In a Reuters fact check earlier this week, the news outlet explained that the legislation, A.416, aimed to amend current public health law “in relation to the removal of cases, contacts and carriers of communicable diseases who are potentially dangerous to the public health” and would have allowed for the “removal and detention of cases, contacts and carriers who are or may be a danger to public health” during a public health crisis.
While the proposed legislation did not mention the unvaccinated and it was not specific to the COVID-19 pandemic, aspects of it could have applied to the current health emergency in New York State.
The fact check came in response to several blogs and social media accounts posting misleading information about the legislation, such as:
If you live in the state of New York, PLEASE GET OUT.

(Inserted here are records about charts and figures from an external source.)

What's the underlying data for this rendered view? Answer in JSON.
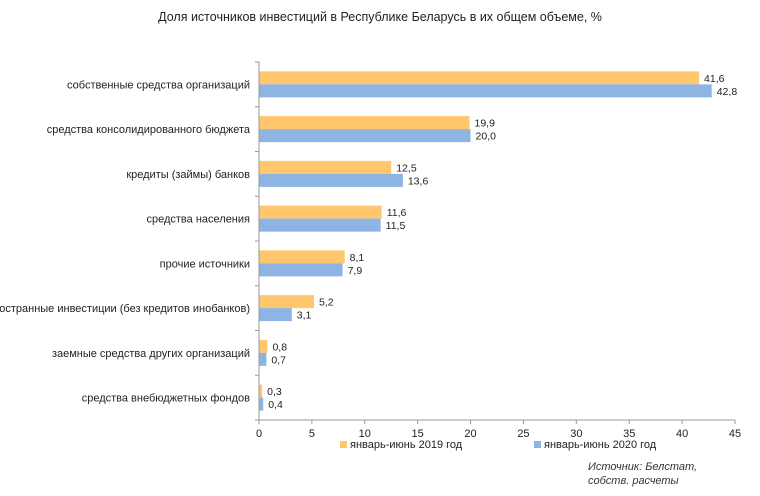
{
  "chart_data": {
    "type": "bar",
    "orientation": "horizontal",
    "title": "Доля источников инвестиций в Республике Беларусь в их общем объеме, %",
    "categories": [
      "собственные средства организаций",
      "средства консолидированного бюджета",
      "кредиты (займы) банков",
      "средства населения",
      "прочие источники",
      "иностранные инвестиции (без кредитов инобанков)",
      "заемные средства других организаций",
      "средства внебюджетных фондов"
    ],
    "series": [
      {
        "name": "январь-июнь 2019 год",
        "color": "#ffc66e",
        "values": [
          41.6,
          19.9,
          12.5,
          11.6,
          8.1,
          5.2,
          0.8,
          0.3
        ],
        "labels": [
          "41,6",
          "19,9",
          "12,5",
          "11,6",
          "8,1",
          "5,2",
          "0,8",
          "0,3"
        ]
      },
      {
        "name": "январь-июнь 2020 год",
        "color": "#8db4e2",
        "values": [
          42.8,
          20.0,
          13.6,
          11.5,
          7.9,
          3.1,
          0.7,
          0.4
        ],
        "labels": [
          "42,8",
          "20,0",
          "13,6",
          "11,5",
          "7,9",
          "3,1",
          "0,7",
          "0,4"
        ]
      }
    ],
    "xlim": [
      0,
      45
    ],
    "xticks": [
      0,
      5,
      10,
      15,
      20,
      25,
      30,
      35,
      40,
      45
    ],
    "grid": false,
    "legend": "bottom"
  },
  "source_note": {
    "line1": "Источник: Белстат,",
    "line2": "собств. расчеты"
  }
}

The New York State Legislation will vote on January 5th of 2022 whether or not to detain unvaccinated individuals at Gov. Hochul’s discretion. This insane authoritarianism cannot be sustained. The people must fight back. https://t.co/iLB7wHe8SK
— Populist Missourian Says Merry Christmas (@MOPopulistGuy) December 19, 2021
“Gives the Governor of New York….and heads of Health Departments the right to remove & detain any individual or group, issued on a single order.” pic.twitter.com/1Lz5hLVqKm
— 🇺🇸ProudArmyBrat (@leslibless) December 19, 2021
New York Legislation votes Jan 5 to provide indefinite detention of unvaccinated.
What happened to “Land of the Free”?
— Paul A. Szypula (@Bubblebathgirl) December 19, 2021
The bill is not, however, being voted on and while Assemblyman N. Nick Perry reintroduced the bill in the 2017-2018, 2019-2020, and 2021-2022 legislative sessions, he has now pulled it from committee calendar.

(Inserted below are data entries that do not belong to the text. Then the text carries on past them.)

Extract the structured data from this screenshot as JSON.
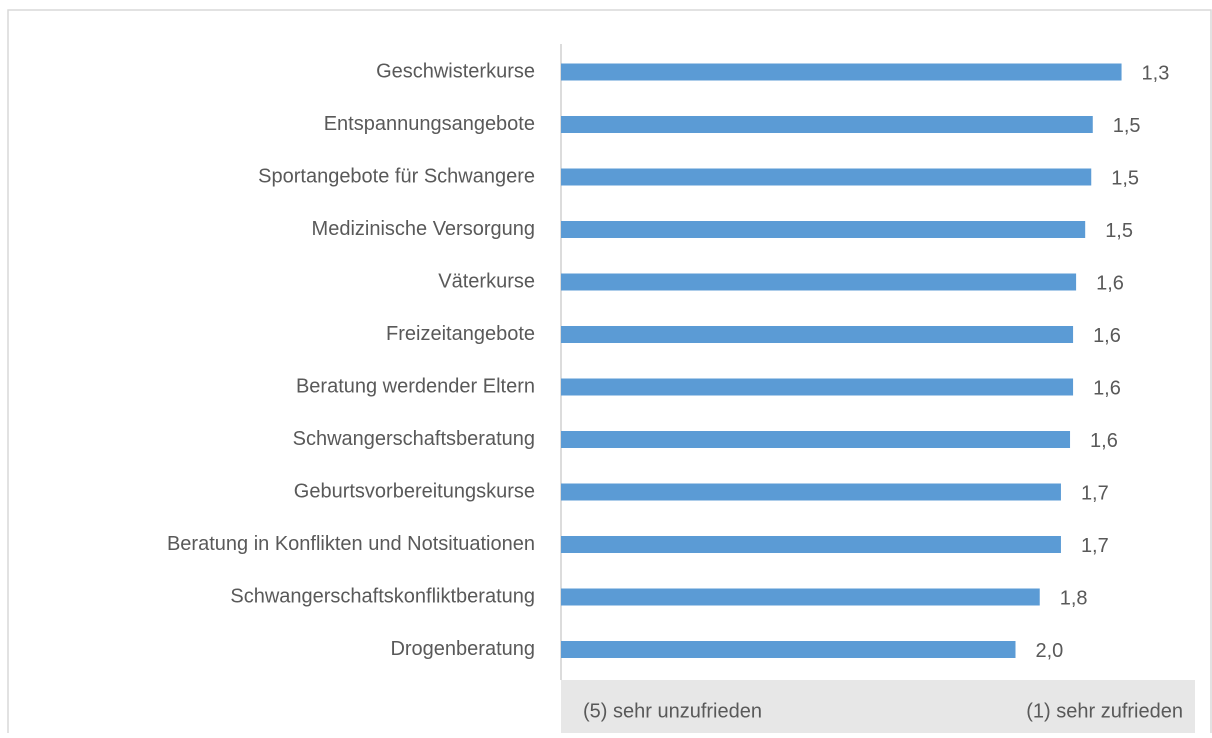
{
  "chart_data": {
    "type": "bar",
    "orientation": "horizontal",
    "categories": [
      "Geschwisterkurse",
      "Entspannungsangebote",
      "Sportangebote für Schwangere",
      "Medizinische Versorgung",
      "Väterkurse",
      "Freizeitangebote",
      "Beratung werdender Eltern",
      "Schwangerschaftsberatung",
      "Geburtsvorbereitungskurse",
      "Beratung in Konflikten und Notsituationen",
      "Schwangerschaftskonfliktberatung",
      "Drogenberatung"
    ],
    "values": [
      1.3,
      1.49,
      1.5,
      1.54,
      1.6,
      1.62,
      1.62,
      1.64,
      1.7,
      1.7,
      1.84,
      2.0
    ],
    "value_labels": [
      "1,3",
      "1,5",
      "1,5",
      "1,5",
      "1,6",
      "1,6",
      "1,6",
      "1,6",
      "1,7",
      "1,7",
      "1,8",
      "2,0"
    ],
    "color": "#5b9bd5",
    "xlim": [
      5,
      1
    ],
    "xticks": [
      {
        "value": 5,
        "label": "(5) sehr unzufrieden"
      },
      {
        "value": 1,
        "label": "(1) sehr zufrieden"
      }
    ]
  }
}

— N Nick Perry (@NNickPerry) December 20, 2021
For the bill to have passed, it would have had to go through introduction, a committee stage, then passed through the Assembly before ultimately ending up on Governor Kathy Hochul’s desk.
Assembly Member Richard Gottfried, Chair of the Assembly Health Committee, told the AP tht his committee “does not plan to put the bill on an agenda” and clarified that “This bill has been introduced every year since 2015, has never been taken up by the Committee, has not been cosponsored by other legislators, and has not had a companion bill in the Senate.”